Cuenta la leyenda que un niño de Cimadevilla fué al cielo, una vez allí lo primero que hizo fué buscar a San Pedro y preguntarle por su casa en el cielo.

San Pedro lo tomó de la mano y lo llevó a una sala enorme donde había muchísimos ángeles preocupadísimos en organizar una cantidad enorme de papeles. San Pedro le explicó al niño que los papeles son las peticiones que le hacen las personas a Dios, los ángeles se encargan de clasificarlas y ordenarlas.
Luego fueron a otra habitación enorme también donde otros angeles, muchisimos también, se dedicaban a envolver paquetitos como regalos, estos ángeles, explicó San Pedro, preparan las respuestas que Dios envia  a las personas.
Al final llegaron a una habitación pequeña donde había un angelito solo que estaba un poco triste.

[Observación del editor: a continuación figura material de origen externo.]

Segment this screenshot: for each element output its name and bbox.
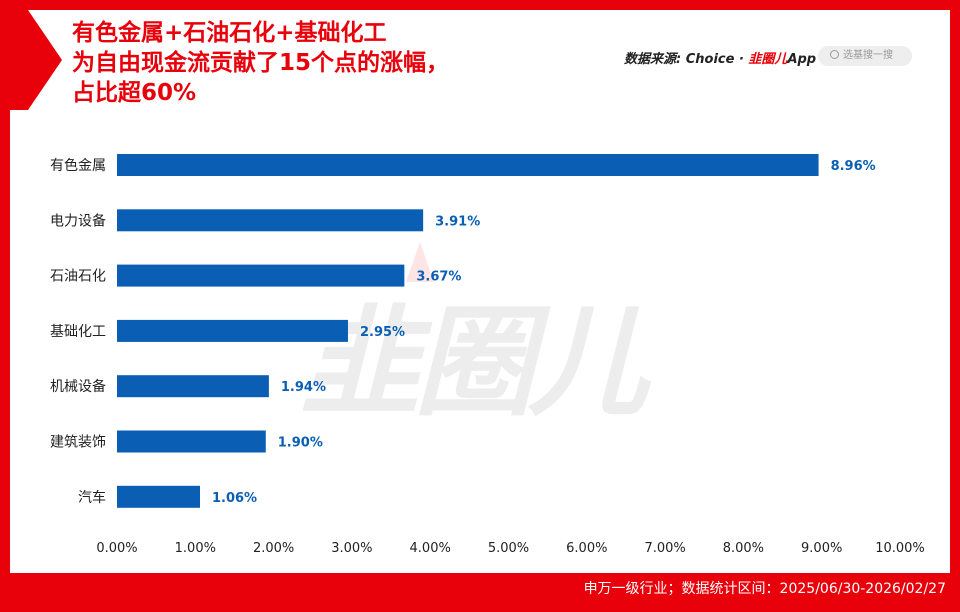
value-label: 3.91% bbox=[435, 214, 480, 229]
category-label: 机械设备 bbox=[50, 378, 106, 395]
value-label: 3.67% bbox=[416, 270, 461, 285]
x-tick-label: 3.00% bbox=[331, 541, 372, 556]
x-tick-label: 4.00% bbox=[410, 541, 451, 556]
value-label: 1.94% bbox=[281, 380, 326, 395]
x-tick-label: 9.00% bbox=[801, 541, 842, 556]
title-line-2: 为自由现金流贡献了15个点的涨幅， bbox=[72, 50, 450, 76]
x-tick-label: 8.00% bbox=[723, 541, 764, 556]
x-tick-label: 7.00% bbox=[644, 541, 685, 556]
x-tick-label: 6.00% bbox=[566, 541, 607, 556]
x-tick-label: 2.00% bbox=[253, 541, 294, 556]
bar bbox=[117, 375, 269, 398]
title-line-3: 占比超60% bbox=[72, 80, 197, 106]
value-label: 1.06% bbox=[212, 491, 257, 506]
value-label: 2.95% bbox=[360, 325, 405, 340]
source-suffix: App bbox=[787, 52, 817, 67]
bar bbox=[117, 154, 819, 176]
source-prefix: 数据来源: Choice · bbox=[624, 52, 749, 67]
bar bbox=[117, 264, 405, 287]
category-label: 汽车 bbox=[78, 489, 106, 506]
data-source: 数据来源: Choice · 韭圈儿App bbox=[624, 48, 816, 67]
x-tick-label: 5.00% bbox=[488, 541, 529, 556]
category-label: 有色金属 bbox=[50, 157, 106, 174]
search-box[interactable]: 选基搜一搜 bbox=[818, 46, 912, 66]
search-placeholder: 选基搜一搜 bbox=[843, 50, 893, 61]
chart-panel: 有色金属+石油石化+基础化工 为自由现金流贡献了15个点的涨幅， 占比超60% … bbox=[10, 10, 950, 573]
category-label: 石油石化 bbox=[50, 269, 106, 285]
x-tick-label: 1.00% bbox=[175, 541, 216, 556]
value-label: 1.90% bbox=[278, 436, 323, 451]
bar bbox=[117, 430, 266, 453]
category-label: 基础化工 bbox=[50, 323, 106, 340]
chart-title: 有色金属+石油石化+基础化工 为自由现金流贡献了15个点的涨幅， 占比超60% bbox=[72, 18, 449, 108]
bar bbox=[117, 319, 348, 342]
source-brand: 韭圈儿 bbox=[748, 52, 788, 67]
category-label: 建筑装饰 bbox=[50, 435, 106, 451]
category-label: 电力设备 bbox=[50, 212, 106, 229]
bar bbox=[117, 209, 424, 232]
footer-note: 申万一级行业；数据统计区间：2025/06/30-2026/02/27 bbox=[583, 581, 946, 597]
search-icon bbox=[830, 50, 839, 59]
value-label: 8.96% bbox=[831, 159, 876, 174]
title-line-1: 有色金属+石油石化+基础化工 bbox=[72, 20, 387, 46]
corner-decoration bbox=[10, 10, 62, 110]
bar bbox=[117, 485, 200, 508]
x-tick-label: 0.00% bbox=[96, 541, 137, 556]
watermark-arrow-icon bbox=[406, 242, 434, 282]
bar-chart: 有色金属 8.96% 电力设备 3.91% 石油石化 3.67% 基础化工 2.95% 机械设备… bbox=[50, 154, 925, 556]
x-tick-label: 10.00% bbox=[875, 541, 925, 556]
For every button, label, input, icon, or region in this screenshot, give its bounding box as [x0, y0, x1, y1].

-¿Y este ángel? -preguntó el niño.
-Este es el que se encarga de recibir los agradecimientos a Dios por los dones recibidos y llevarselos a ÉL y como ves tiene muy poquito trabajo por que las personas después de lo mucho que reciben pocas veces se acuerdan de darle gracias a Dios.

Tomado de la homilia de Don Javier parroco de San Pedro Gijón en la misa con niños del domingo 1 de enero de 2012.